Three prompting strategies are evaluated: standard direct queries, chain‑of‑thought (CoT) prompting, and fine‑tuning on a small set of counterfactual examples with CoT explanations (≈160 examples). The models tested include GPT‑4o, the reasoning‑oriented GPT‑5 (referred to as “Thinking”), a fine‑tuned version of GPT‑4o, and LLaMA 3.1 8B (results for LLaMA are in the appendix).
Key empirical findings:
- Scenario 1 (Reinforcement) – All models achieve very high accuracy (90 %–100 %). When the context aligns with stored knowledge, LLMs reliably use their parametric facts.
- Scenario 2 (Adding new information) – Non‑fine‑tuned models hover around 60‑75 % accuracy, while fine‑tuning boosts performance to ≈90 %. The improvement shows that modest supervised exposure can help the model learn to incorporate new edges, but the gain is limited.

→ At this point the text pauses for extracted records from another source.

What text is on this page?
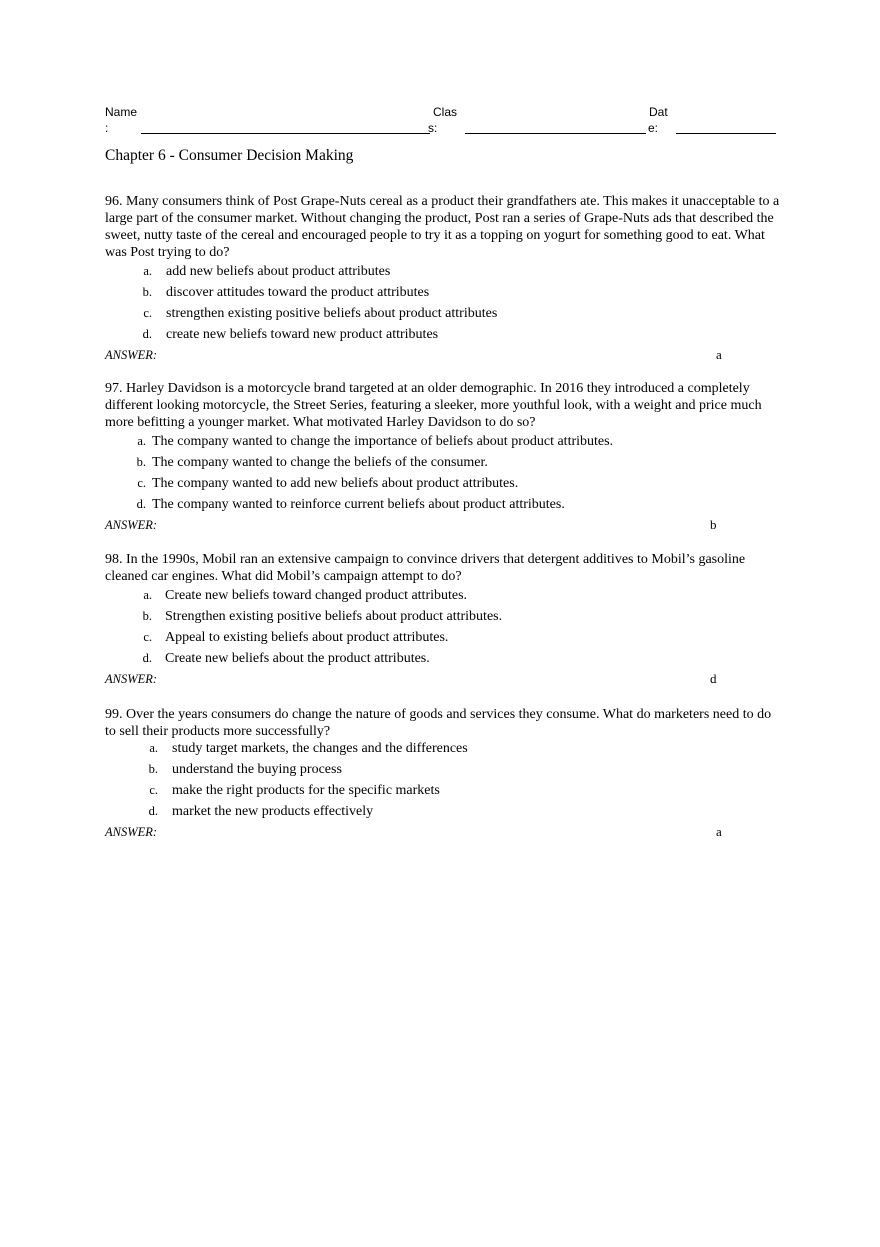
Name
:
Clas
s:
Dat
e:
Chapter 6 - Consumer Decision Making

96. Many consumers think of Post Grape-Nuts cereal as a product their grandfathers ate. This makes it unacceptable to a large part of the consumer market. Without changing the product, Post ran a series of Grape-Nuts ads that described the sweet, nutty taste of the cereal and encouraged people to try it as a topping on yogurt for something good to eat. What was Post trying to do?

a. add new beliefs about product attributes
b. discover attitudes toward the product attributes
c. strengthen existing positive beliefs about product attributes
d. create new beliefs toward new product attributes
ANSWER:	a

97. Harley Davidson is a motorcycle brand targeted at an older demographic. In 2016 they introduced a completely different looking motorcycle, the Street Series, featuring a sleeker, more youthful look, with a weight and price much more befitting a younger market. What motivated Harley Davidson to do so?

a. The company wanted to change the importance of beliefs about product attributes.
b. The company wanted to change the beliefs of the consumer.
c. The company wanted to add new beliefs about product attributes.
d. The company wanted to reinforce current beliefs about product attributes.
ANSWER:	b

98. In the 1990s, Mobil ran an extensive campaign to convince drivers that detergent additives to Mobil’s gasoline cleaned car engines. What did Mobil’s campaign attempt to do?

a. Create new beliefs toward changed product attributes.
b. Strengthen existing positive beliefs about product attributes.
c. Appeal to existing beliefs about product attributes.
d. Create new beliefs about the product attributes.
ANSWER:	d

99. Over the years consumers do change the nature of goods and services they consume. What do marketers need to do to sell their products more successfully?

a. study target markets, the changes and the differences
b. understand the buying process
c. make the right products for the specific markets
d. market the new products effectively
ANSWER:	a
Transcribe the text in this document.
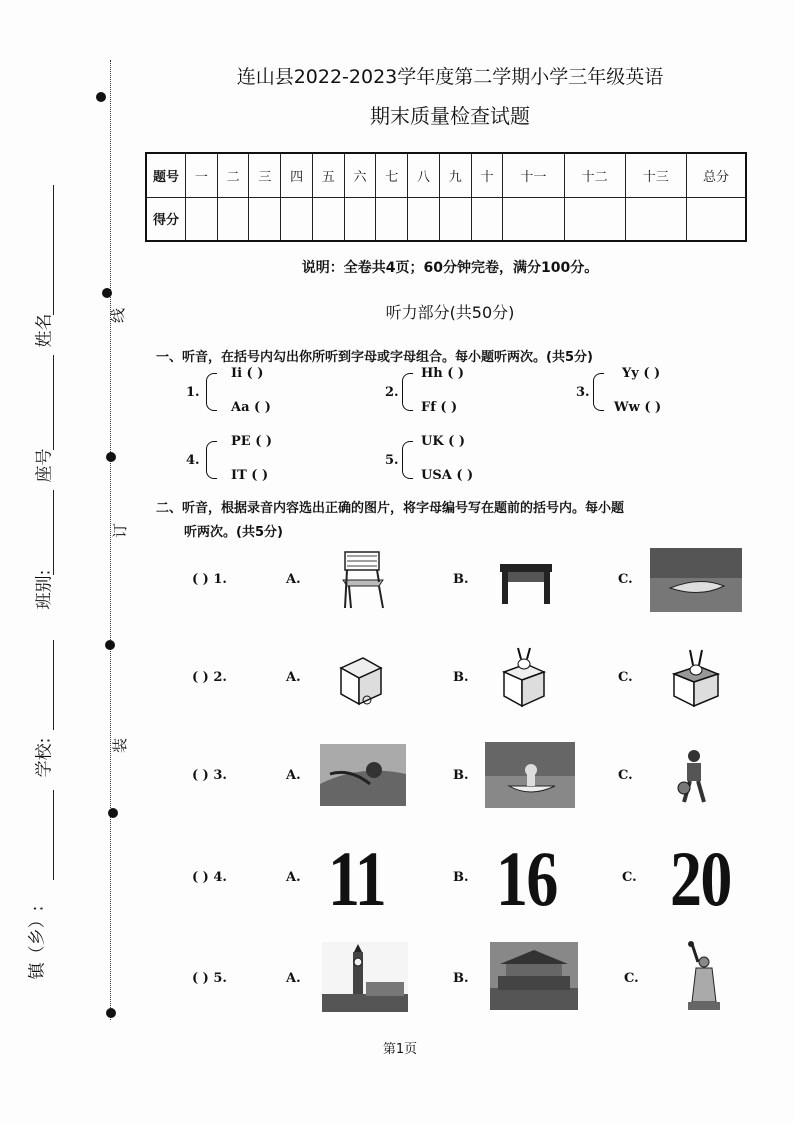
姓名
座号
班别:
学校:
镇（乡）:
线
订
装
连山县2022-2023学年度第二学期小学三年级英语
期末质量检查试题
题号	一	二	三	四	五	六	七	八	九	十	十一	十二	十三	总分
得分														
说明：全卷共4页；60分钟完卷，满分100分。
听力部分(共50分)
一、听音，在括号内勾出你所听到字母或字母组合。每小题听两次。(共5分)
1.
Ii ( )
Aa ( )
2.
Hh ( )
Ff ( )
3.
Yy ( )
Ww ( )
4.
PE ( )
IT ( )
5.
UK ( )
USA ( )
二、听音，根据录音内容选出正确的图片，将字母编号写在题前的括号内。每小题
听两次。(共5分)
( ) 1.	A.	B.	C.
( ) 2.	A.	B.	C.
( ) 3.	A.	B.	C.
( ) 4.	A. 11	B. 16	C. 20
( ) 5.	A.	B.	C.
第1页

- Scenario 3 (Contradiction) – Accuracy collapses to the random baseline (~50 %). Fine‑tuning yields only marginal gains. This reveals a fundamental difficulty: strong priors encoded in the weights are hard to override, leading to two failure modes identified by the authors: (a) context‑ignoring (the model defaults to stored facts) and (b) context‑overfitting (the model follows the premise but loses essential intermediate links).
- Scenario 4 (Irrelevant context) – Most models maintain high performance; GPT‑5 reaches near‑perfect scores, while fine‑tuned GPT‑4o improves over the standard baseline. LLaMA 3.1, however, shows a performance drop after fine‑tuning, suggesting that model size and architecture influence how fine‑tuning interacts with counterfactual reasoning.
CoT prompting provides modest benefits but does not resolve the core conflict between context and parametric knowledge. The authors argue that the observed bias toward stored facts is amplified by post‑training alignment procedures (RLHF, factuality rewards) that explicitly reward consistency with memorized knowledge and penalize speculative deviations. Such alignment makes it harder for a model to accept counterfactual premises, even when they are plausible.
To isolate the effect of alignment, the authors conduct controlled synthetic experiments with small transformers trained from scratch on randomly generated directed graphs. Even without any alignment pressure, models still exhibit the same two failure modes when presented with contradictory premises, indicating that the limitation is rooted in the architecture’s inability to dynamically modify its internal knowledge graph on the fly.
The paper concludes that while modern LLMs excel at memorizing facts and performing multi‑hop reasoning over them, they lack robust mechanisms for on‑the‑fly knowledge modification. Simple fine‑tuning or prompting tricks are insufficient to endow them with reliable counterfactual reasoning. The authors suggest future directions such as integrating explicit memory modules, designing meta‑learning objectives that balance trust in parametric versus contextual sources, and revisiting alignment objectives to preserve flexibility under hypothetical scenarios.
Overall, the work provides a systematic diagnosis of a critical blind spot in current LLM capabilities and highlights the need for new modeling and training paradigms that can seamlessly blend stored knowledge with novel, potentially conflicting information.